The value network framework would assert that even though firms such as Seagate and Quantum are
able technologically to develop competitive flash memory products, whether they invest the resources
and managerial energy to build strong market positions in the technology will depend on whether flash
memory can be initially valued and deployed within the value networks in which the firms make their
money.
As of 1996, flash memory can only be used in value networks different from those of the typical disk
drive maker. This is illustrated in Figure 2.8, which plots the average megabytes of capacity of flash
cards introduced each year between 1992 and 1995, compared with the capacities of 2.5- and 1.8-inch
drives and with the capacity demanded in the notebook computer market.
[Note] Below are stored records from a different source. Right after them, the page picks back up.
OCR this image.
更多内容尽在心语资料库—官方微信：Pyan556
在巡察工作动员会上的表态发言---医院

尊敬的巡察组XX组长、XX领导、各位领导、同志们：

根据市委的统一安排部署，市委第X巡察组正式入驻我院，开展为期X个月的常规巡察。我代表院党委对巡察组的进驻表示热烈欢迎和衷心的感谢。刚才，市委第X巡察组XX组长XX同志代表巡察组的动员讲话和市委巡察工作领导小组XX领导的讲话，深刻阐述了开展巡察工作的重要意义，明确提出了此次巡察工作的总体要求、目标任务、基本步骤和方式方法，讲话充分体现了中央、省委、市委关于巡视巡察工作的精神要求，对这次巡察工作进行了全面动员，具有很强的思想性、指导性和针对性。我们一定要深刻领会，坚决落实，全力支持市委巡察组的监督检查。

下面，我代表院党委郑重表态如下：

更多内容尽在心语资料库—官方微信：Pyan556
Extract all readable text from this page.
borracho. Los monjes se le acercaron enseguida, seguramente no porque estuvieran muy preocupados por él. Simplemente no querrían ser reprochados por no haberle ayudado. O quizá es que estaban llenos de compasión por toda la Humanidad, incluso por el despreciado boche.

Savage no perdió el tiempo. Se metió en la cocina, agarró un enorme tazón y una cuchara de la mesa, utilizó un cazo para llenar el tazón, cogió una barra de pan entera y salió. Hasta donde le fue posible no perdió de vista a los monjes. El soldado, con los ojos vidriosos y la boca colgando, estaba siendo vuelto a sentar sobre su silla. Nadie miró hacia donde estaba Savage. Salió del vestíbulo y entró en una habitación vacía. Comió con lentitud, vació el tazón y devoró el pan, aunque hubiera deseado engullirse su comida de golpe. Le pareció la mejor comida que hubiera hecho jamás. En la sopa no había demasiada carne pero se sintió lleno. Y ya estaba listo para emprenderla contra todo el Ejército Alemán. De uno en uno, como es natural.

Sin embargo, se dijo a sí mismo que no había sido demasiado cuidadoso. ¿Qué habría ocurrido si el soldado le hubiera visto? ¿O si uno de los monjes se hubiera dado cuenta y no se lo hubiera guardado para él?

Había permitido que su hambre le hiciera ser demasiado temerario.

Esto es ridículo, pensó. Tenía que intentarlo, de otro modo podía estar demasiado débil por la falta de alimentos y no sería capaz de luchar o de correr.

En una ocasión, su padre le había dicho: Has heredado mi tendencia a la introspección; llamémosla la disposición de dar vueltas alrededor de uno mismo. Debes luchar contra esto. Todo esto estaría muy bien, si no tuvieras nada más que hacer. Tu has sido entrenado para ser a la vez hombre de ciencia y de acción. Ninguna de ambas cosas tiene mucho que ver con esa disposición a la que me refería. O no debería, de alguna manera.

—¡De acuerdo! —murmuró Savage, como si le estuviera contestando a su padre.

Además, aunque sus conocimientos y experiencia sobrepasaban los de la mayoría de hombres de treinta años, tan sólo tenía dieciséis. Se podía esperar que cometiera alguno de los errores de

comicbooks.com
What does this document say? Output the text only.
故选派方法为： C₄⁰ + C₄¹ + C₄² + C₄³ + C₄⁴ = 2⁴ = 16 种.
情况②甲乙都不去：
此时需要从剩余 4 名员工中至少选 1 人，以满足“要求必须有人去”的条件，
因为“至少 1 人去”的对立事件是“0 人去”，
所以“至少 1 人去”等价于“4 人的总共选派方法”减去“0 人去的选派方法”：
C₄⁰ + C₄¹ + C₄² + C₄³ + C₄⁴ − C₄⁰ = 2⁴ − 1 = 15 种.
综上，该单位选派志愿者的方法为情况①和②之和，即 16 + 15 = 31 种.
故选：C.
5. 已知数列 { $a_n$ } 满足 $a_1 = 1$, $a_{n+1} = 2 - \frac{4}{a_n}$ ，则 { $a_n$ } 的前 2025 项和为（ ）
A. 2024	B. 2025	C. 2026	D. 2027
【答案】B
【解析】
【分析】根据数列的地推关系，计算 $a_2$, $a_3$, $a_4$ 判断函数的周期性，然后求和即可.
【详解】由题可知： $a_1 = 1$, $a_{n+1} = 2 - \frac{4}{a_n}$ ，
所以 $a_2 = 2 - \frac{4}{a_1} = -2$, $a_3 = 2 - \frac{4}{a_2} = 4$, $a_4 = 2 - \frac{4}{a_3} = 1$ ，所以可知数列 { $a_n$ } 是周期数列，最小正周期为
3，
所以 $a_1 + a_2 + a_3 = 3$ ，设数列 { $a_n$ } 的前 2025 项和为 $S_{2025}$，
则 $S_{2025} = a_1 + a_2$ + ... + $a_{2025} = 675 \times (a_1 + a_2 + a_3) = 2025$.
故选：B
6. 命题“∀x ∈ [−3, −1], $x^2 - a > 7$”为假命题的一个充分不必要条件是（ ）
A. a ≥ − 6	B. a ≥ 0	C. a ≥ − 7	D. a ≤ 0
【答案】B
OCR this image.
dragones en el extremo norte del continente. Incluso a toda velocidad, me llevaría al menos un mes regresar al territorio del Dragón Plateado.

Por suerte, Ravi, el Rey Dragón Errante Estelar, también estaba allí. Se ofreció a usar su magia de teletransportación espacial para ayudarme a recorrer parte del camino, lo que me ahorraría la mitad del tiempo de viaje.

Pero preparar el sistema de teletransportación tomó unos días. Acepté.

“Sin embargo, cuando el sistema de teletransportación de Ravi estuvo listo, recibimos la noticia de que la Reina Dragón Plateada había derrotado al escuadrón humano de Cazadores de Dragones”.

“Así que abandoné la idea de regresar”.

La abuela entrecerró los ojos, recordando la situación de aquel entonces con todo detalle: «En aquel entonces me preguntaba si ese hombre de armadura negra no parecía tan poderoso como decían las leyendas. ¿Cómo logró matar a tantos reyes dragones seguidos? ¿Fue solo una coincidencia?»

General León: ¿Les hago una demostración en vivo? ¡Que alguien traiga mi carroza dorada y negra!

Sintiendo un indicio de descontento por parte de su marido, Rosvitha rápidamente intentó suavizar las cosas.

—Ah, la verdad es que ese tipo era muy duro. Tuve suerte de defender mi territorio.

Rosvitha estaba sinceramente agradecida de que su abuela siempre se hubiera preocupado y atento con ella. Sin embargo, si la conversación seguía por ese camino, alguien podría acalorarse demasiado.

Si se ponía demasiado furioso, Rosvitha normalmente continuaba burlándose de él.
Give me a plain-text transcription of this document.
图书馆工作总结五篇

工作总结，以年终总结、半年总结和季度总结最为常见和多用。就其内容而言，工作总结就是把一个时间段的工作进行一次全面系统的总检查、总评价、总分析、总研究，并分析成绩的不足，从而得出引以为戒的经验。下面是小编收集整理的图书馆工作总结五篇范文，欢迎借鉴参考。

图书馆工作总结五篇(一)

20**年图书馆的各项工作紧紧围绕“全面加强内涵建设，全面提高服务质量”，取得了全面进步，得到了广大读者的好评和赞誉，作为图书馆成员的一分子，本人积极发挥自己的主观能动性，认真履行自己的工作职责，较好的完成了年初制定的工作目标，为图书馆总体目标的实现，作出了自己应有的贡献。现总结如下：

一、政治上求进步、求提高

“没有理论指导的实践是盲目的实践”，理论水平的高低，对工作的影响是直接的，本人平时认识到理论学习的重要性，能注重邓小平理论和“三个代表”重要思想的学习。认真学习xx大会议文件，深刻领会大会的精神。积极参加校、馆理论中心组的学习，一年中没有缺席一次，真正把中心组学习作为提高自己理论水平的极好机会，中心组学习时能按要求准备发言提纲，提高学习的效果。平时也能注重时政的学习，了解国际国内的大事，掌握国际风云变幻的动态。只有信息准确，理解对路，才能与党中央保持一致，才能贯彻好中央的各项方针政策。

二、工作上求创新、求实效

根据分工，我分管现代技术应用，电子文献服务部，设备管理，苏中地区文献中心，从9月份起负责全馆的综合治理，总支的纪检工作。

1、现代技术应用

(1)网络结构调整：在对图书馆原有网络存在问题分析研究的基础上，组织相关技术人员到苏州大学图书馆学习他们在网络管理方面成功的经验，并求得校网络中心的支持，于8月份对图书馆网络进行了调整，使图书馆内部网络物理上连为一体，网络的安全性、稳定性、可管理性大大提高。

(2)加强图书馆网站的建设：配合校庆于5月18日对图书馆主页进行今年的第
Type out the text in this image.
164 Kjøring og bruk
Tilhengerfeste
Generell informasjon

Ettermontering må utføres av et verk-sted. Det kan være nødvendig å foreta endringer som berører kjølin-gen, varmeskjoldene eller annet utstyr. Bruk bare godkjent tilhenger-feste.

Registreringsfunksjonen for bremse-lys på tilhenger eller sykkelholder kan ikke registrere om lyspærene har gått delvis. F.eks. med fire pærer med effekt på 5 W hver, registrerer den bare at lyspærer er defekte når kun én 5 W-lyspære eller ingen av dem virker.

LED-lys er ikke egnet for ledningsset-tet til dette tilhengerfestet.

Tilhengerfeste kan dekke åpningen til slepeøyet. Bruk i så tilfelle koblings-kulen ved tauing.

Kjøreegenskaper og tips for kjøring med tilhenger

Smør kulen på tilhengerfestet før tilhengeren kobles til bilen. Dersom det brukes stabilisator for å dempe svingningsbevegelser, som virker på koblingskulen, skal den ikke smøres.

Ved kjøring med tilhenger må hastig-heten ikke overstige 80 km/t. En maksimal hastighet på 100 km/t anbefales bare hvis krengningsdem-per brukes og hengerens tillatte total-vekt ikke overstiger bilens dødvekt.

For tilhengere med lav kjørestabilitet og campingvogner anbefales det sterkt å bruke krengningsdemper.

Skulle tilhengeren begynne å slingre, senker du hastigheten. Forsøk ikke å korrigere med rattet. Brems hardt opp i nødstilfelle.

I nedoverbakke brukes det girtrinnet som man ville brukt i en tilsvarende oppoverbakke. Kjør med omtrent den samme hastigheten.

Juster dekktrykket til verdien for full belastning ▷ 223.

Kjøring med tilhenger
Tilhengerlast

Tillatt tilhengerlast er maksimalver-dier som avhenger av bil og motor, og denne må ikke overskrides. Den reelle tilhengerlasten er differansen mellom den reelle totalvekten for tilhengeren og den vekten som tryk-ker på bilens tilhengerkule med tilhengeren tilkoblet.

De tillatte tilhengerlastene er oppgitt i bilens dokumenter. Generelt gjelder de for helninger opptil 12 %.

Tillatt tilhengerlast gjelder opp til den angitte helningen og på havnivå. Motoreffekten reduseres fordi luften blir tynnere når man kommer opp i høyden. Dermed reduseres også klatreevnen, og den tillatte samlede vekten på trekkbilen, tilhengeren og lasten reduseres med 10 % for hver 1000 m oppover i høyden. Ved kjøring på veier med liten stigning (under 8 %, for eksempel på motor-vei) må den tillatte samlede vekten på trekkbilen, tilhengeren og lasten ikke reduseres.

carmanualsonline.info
Even though they are rugged
and consume little power, flash cards simply don’t yet pack the capacity to become the main mass
storage devices in notebook computers. And the price of the flash capacity required to meet what the
low end of the portable computing market demands (about 350 MB in 1995) is too high: The cost of
that much flash capacity would be fifty times higher than comparable disk storage. 23 The low power
consumption and ruggedness of flash certainly have no value and command no price premium on the
desktop. There is, in other words, no way to use flash today in the markets where firms such as
Quantum and Seagate make their money.